At this point, I'd like to address my biggest fear. What do I do with writing that demonstrates racial, homophobic or misogynistic claims? Shirlene and Mike's writing pushes against the system in a way that is necessary for people of different backgrounds to understand each other, but what happens if students push the other way? Where do I draw the line of acceptability? What if students in my classes want to claim their authority by establishing their identity as white supremacists? I do not have an answer to these questions. So far I have not had to face this fear because my white students who have struggled with the diversity curriculum have not argued for white supremacy; however, they have argued that racism doesn't really exist except in the minds of those complaining about it. Since they have been victims of discrimination themselves as white people, they do not readily surrender their beliefs and assumptions about other ethnic groups. Because of their own personal struggles, they fail to note that they benefit from white privilege in a racist society.
With the help of a grant from AAC&U, The Community College of Philadelphia has already acknowledged the need for multicultural courses such as the one Mildred Savard and I are presently writing entitled the History of American Diversity. Developmental education courses could benefit directly from the changes in curriculum outlined in this new course. The fundamental concern of the course is the question of democracy, its definition and the mechanisms by which American society has struggled to achieve fairness among its peoples. The underlying goal of the course is for students to learn how to expand their ability to see more than one way of looking at things. Students should leave the course with the awareness that if they belonged to another group, they would experience America differently. In general, the course explores how historic and contemporary diversity in the U.S. has continued and will continue to shape our thinking, our campuses, and our nation's civic covenants.

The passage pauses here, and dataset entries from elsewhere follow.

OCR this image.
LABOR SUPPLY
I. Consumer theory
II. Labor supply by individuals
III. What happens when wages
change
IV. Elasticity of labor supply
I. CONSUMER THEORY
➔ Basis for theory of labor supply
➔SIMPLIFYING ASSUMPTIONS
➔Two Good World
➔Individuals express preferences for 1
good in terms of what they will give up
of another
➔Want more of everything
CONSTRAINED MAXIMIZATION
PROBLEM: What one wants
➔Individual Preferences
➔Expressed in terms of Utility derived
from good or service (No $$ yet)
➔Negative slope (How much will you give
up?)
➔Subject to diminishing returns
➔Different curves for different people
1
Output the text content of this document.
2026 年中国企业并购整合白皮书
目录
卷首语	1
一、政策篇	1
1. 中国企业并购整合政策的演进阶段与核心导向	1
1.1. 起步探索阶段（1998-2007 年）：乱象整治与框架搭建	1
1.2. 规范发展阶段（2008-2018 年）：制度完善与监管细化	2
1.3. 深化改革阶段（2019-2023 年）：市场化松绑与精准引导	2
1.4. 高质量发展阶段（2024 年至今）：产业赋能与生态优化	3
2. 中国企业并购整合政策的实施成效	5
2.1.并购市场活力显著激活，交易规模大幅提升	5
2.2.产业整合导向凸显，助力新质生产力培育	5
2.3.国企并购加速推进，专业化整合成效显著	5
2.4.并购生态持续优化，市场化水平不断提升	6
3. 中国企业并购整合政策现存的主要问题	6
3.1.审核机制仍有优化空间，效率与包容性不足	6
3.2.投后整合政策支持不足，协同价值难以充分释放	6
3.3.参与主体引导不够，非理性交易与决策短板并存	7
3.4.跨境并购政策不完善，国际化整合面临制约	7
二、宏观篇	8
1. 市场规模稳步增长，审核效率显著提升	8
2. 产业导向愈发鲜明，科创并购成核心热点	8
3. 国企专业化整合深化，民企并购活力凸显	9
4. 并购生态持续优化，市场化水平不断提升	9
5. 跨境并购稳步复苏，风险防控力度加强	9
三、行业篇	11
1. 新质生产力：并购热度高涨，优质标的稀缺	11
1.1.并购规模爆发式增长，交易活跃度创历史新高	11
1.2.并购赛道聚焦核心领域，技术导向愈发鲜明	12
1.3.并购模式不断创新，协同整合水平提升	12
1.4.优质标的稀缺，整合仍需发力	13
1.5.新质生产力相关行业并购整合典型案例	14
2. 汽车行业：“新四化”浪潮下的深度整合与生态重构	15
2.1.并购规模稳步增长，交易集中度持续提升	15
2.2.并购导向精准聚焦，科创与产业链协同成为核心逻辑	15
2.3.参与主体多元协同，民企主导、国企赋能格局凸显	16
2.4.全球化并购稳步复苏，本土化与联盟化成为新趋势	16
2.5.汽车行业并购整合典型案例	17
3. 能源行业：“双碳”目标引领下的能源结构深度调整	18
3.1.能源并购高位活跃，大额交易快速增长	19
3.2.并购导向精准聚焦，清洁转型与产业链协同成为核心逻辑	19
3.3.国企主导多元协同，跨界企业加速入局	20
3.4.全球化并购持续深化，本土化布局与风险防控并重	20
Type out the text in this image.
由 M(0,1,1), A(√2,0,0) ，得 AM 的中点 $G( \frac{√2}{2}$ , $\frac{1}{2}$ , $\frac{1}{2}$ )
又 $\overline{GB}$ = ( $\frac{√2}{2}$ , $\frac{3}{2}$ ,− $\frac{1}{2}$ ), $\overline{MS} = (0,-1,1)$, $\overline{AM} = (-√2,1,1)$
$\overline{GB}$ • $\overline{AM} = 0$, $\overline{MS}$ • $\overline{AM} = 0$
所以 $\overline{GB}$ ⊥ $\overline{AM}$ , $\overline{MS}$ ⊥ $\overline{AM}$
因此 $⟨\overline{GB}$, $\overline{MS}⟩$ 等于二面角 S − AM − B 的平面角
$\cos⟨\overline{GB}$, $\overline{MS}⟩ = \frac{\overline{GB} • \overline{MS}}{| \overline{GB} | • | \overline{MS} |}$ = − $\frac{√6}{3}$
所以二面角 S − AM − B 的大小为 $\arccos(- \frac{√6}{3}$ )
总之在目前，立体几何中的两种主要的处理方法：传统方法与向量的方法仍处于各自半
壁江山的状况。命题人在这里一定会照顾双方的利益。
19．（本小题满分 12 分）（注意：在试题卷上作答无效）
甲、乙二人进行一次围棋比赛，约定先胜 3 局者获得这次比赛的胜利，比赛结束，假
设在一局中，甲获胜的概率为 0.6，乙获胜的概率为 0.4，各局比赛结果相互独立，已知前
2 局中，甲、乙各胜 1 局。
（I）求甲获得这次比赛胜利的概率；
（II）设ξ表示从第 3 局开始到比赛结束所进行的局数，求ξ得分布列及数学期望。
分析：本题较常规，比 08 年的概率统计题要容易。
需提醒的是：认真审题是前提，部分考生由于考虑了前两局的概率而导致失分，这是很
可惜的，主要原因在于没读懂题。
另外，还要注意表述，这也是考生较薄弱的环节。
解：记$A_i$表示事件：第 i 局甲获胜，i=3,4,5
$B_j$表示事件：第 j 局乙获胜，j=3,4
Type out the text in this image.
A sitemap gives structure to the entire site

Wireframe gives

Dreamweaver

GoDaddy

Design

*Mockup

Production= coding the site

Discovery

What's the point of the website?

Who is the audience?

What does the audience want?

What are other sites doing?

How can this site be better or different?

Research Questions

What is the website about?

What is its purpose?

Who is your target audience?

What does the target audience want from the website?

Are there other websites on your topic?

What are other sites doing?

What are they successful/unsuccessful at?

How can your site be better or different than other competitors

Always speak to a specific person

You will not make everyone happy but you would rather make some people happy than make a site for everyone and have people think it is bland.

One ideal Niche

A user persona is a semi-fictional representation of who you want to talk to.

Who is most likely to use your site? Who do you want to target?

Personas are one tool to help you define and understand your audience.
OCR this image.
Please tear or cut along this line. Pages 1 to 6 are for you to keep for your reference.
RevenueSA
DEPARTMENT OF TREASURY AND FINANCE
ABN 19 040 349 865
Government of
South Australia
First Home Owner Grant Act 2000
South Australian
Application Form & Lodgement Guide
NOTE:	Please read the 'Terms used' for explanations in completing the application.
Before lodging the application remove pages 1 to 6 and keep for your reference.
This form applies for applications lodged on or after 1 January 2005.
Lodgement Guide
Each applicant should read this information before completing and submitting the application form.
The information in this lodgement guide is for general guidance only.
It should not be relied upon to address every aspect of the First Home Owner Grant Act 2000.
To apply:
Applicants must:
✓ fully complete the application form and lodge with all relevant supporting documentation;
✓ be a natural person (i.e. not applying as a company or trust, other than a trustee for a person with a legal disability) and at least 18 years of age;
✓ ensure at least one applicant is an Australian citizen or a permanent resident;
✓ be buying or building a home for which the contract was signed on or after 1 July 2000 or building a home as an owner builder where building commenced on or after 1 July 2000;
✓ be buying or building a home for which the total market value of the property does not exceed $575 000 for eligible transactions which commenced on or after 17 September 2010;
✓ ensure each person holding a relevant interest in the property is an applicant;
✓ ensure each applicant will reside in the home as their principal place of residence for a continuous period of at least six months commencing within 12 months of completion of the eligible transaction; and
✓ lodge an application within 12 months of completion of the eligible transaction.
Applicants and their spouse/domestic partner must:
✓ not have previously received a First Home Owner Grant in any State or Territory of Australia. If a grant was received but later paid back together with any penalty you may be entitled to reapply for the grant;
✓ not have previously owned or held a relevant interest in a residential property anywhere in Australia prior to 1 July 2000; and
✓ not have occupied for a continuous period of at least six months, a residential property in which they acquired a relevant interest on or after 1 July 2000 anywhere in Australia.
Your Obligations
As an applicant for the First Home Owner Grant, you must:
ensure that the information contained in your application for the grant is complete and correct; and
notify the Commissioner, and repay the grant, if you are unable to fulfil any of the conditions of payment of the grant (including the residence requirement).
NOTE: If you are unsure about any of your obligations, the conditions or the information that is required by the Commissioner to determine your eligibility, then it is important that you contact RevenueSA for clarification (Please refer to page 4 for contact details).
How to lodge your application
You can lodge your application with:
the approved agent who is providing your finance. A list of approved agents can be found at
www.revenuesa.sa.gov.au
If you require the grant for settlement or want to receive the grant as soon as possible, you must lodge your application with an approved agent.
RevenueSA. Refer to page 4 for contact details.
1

In order to achieve the goals of pluralism, students need to listen, educate and respect each other's views. They, as a community of writers, can then decide what strikes them as powerful writing. In fact, even when students disagree with each other, they nevertheless can identify the strengths of a different argument, style and voice in others' writing. By learning to deal with each other in the classroom, students become better prepared to live in this multicultural world. Also, in this atmosphere, since students have an opportunity to feel the power of their own voices, they can begin to place confidence in themselves. Further, I contend that as a result of this process, the students' writing becomes more powerful because students are able to assert themselves as authorities on the issues they present.
The underlying purpose of our teaching in this multicultural environment should be for students to claim their own education. Multicultural education, therefore, becomes a process of learning (ie, intellectual development) about ourselves (i.e. identity) and others (i.e. community), not just about middle-class, white America. Another important underlying purpose of a multicultural education is to teach that there exist multiple interpretations of any text. Students, therefore, reach their own conclusions, which may be different from the teacher's. Teachers demonstrate that there is no single correct answer to any issue presented. During the discussions, students negotiate meaning; they create their own "making of meaning"as a micro-multicultural community.